Paul J. Stankard:
Homage to Nature
by: Ulysses Grant Dietz
1996, Harry N. Abrams Inc., New York, NY
160 pages, $39.95 hardbound.
flyleaf: “Since childhood, nature has always been important to Paul Stankard, and now as the world’s leading glass paperweight artist, this interest has become the defining signature of his work. Flowers such as roses, lilacs, and orchids are depicted as are a host of fantasy flowers that the artist creates in his studio, located in southern New Jersey. To look at a Stankard paperweight is to be momentarily fooled into believing that the artist has preserved a living flower in glass, when, in fact, he has created one entirely from spun filaments. Equally present are insects such as bees and damselflies, or blueberries and glistening raspberries. Certainly the most unusual features are his earth spirits or “root people,” tawny colored creatures deliberately made to resemble living plant roots. Words, too, play a role, again reinforcing natural processes. Here the artist creates mosaic word canes, spelling out words like seed, wet, and scent, to name a few, which he then embeds in his floral creations. A more complex application of Stankard’s paperweight skill is the formation of what the artist calls botanicals, which are upright cloistered glass objects, sometimes in diptych and triptych formations. Each is a unique object and each is a highly sophisticated and and elegant tribute to nature’s beauty.

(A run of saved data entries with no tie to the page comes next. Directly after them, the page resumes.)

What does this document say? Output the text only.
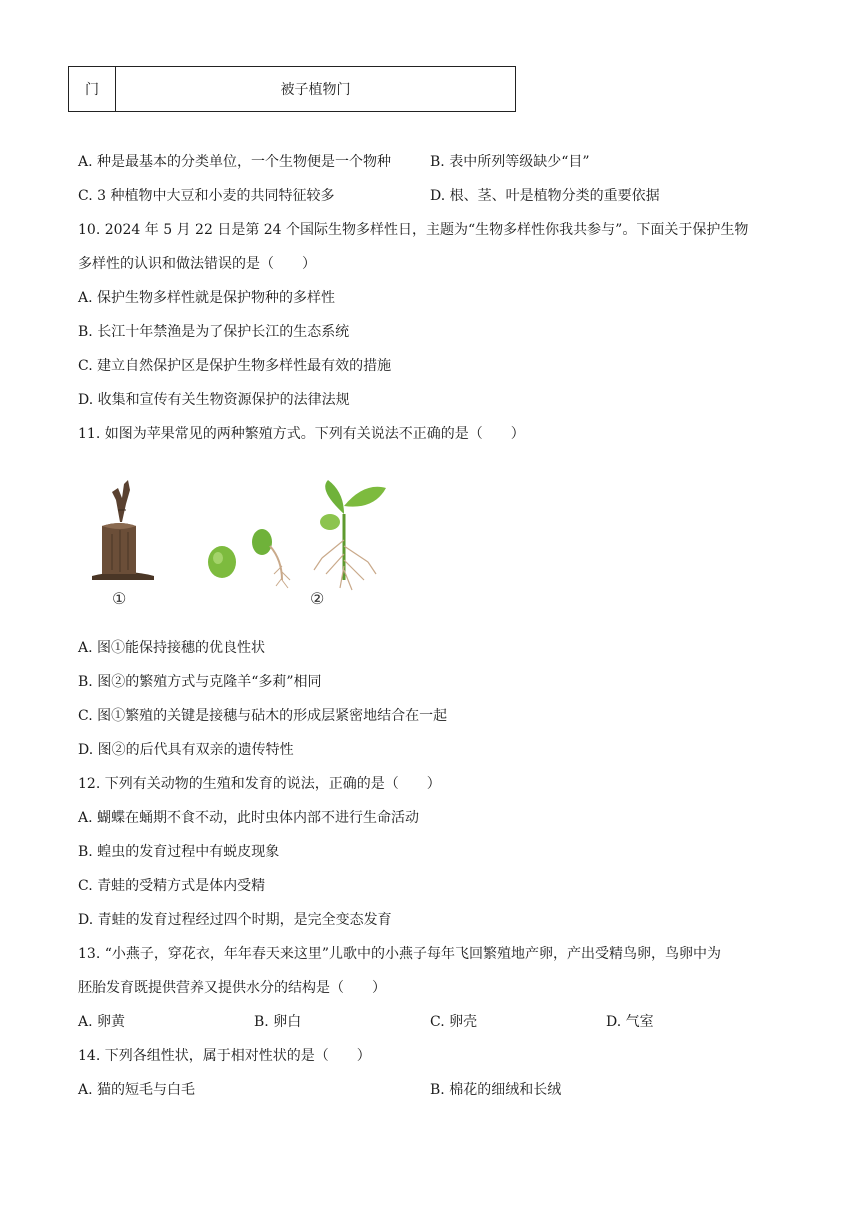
门	被子植物门
A. 种是最基本的分类单位，一个生物便是一个物种	B. 表中所列等级缺少“目”
C. 3 种植物中大豆和小麦的共同特征较多	D. 根、茎、叶是植物分类的重要依据
10. 2024 年 5 月 22 日是第 24 个国际生物多样性日，主题为“生物多样性你我共参与”。下面关于保护生物
多样性的认识和做法错误的是（　　）
A. 保护生物多样性就是保护物种的多样性
B. 长江十年禁渔是为了保护长江的生态系统
C. 建立自然保护区是保护生物多样性最有效的措施
D. 收集和宣传有关生物资源保护的法律法规
11. 如图为苹果常见的两种繁殖方式。下列有关说法不正确的是（　　）
①	②
A. 图①能保持接穗的优良性状
B. 图②的繁殖方式与克隆羊“多莉”相同
C. 图①繁殖的关键是接穗与砧木的形成层紧密地结合在一起
D. 图②的后代具有双亲的遗传特性
12. 下列有关动物的生殖和发育的说法，正确的是（　　）
A. 蝴蝶在蛹期不食不动，此时虫体内部不进行生命活动
B. 蝗虫的发育过程中有蜕皮现象
C. 青蛙的受精方式是体内受精
D. 青蛙的发育过程经过四个时期，是完全变态发育
13. “小燕子，穿花衣，年年春天来这里”儿歌中的小燕子每年飞回繁殖地产卵，产出受精鸟卵，鸟卵中为
胚胎发育既提供营养又提供水分的结构是（　　）
A. 卵黄	B. 卵白	C. 卵壳	D. 气室
14. 下列各组性状，属于相对性状的是（　　）
A. 猫的短毛与白毛	B. 棉花的细绒和长绒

In Paul Stankard: Homage to Nature, decorative arts curator Ulysses Grant Dietz writes with ease and affection about this gregarious, immensely talented artist. With a background in technical glassmaking, Stankard began creating his first paperweights in 1971: by the end of that decade he had become nationally known. Today his work is in the collections of such museums as The Corning Museum of Glass; The Art Institute of Chicago; The Metropolitan Museum of Art, New York; Philadelphia Museum of Art; and the National Museum of American Art, Smithsonian Institution.

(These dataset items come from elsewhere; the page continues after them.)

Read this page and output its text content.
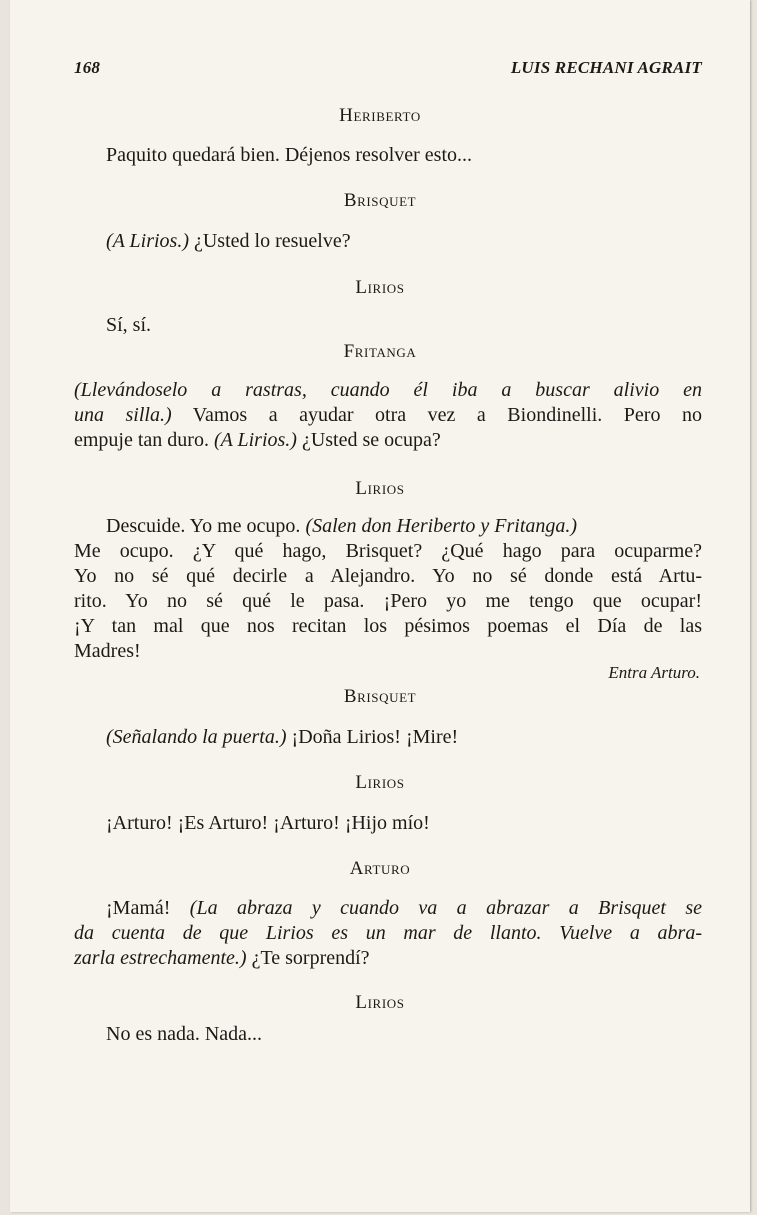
168	LUIS RECHANI AGRAIT
Heriberto
Paquito quedará bien. Déjenos resolver esto...
Brisquet
(A Lirios.) ¿Usted lo resuelve?
Lirios
Sí, sí.
Fritanga
(Llevándoselo a rastras, cuando él iba a buscar alivio en
una silla.) Vamos a ayudar otra vez a Biondinelli. Pero no
empuje tan duro. (A Lirios.) ¿Usted se ocupa?
Lirios
Descuide. Yo me ocupo. (Salen don Heriberto y Fritanga.)
Me ocupo. ¿Y qué hago, Brisquet? ¿Qué hago para ocuparme?
Yo no sé qué decirle a Alejandro. Yo no sé donde está Artu-
rito. Yo no sé qué le pasa. ¡Pero yo me tengo que ocupar!
¡Y tan mal que nos recitan los pésimos poemas el Día de las
Madres!
Entra Arturo.
Brisquet
(Señalando la puerta.) ¡Doña Lirios! ¡Mire!
Lirios
¡Arturo! ¡Es Arturo! ¡Arturo! ¡Hijo mío!
Arturo
¡Mamá! (La abraza y cuando va a abrazar a Brisquet se
da cuenta de que Lirios es un mar de llanto. Vuelve a abra-
zarla estrechamente.) ¿Te sorprendí?
Lirios
No es nada. Nada...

More than 180 photographs by fine arts photographer John Bigelow Taylor display close to 200 paperweights and botanicals made by Paul Stankard. Also included are photographs showing the actual preparation and assembly of the flowers, root people, and insects encased in glass. No other glass art book has ever shown a glass artist’s process of creation as it is depicted here.
Collectors of glass and beautiful objects will be dazzled and moved by the artistry and appreciation Paul Stankard brings to natural forms.”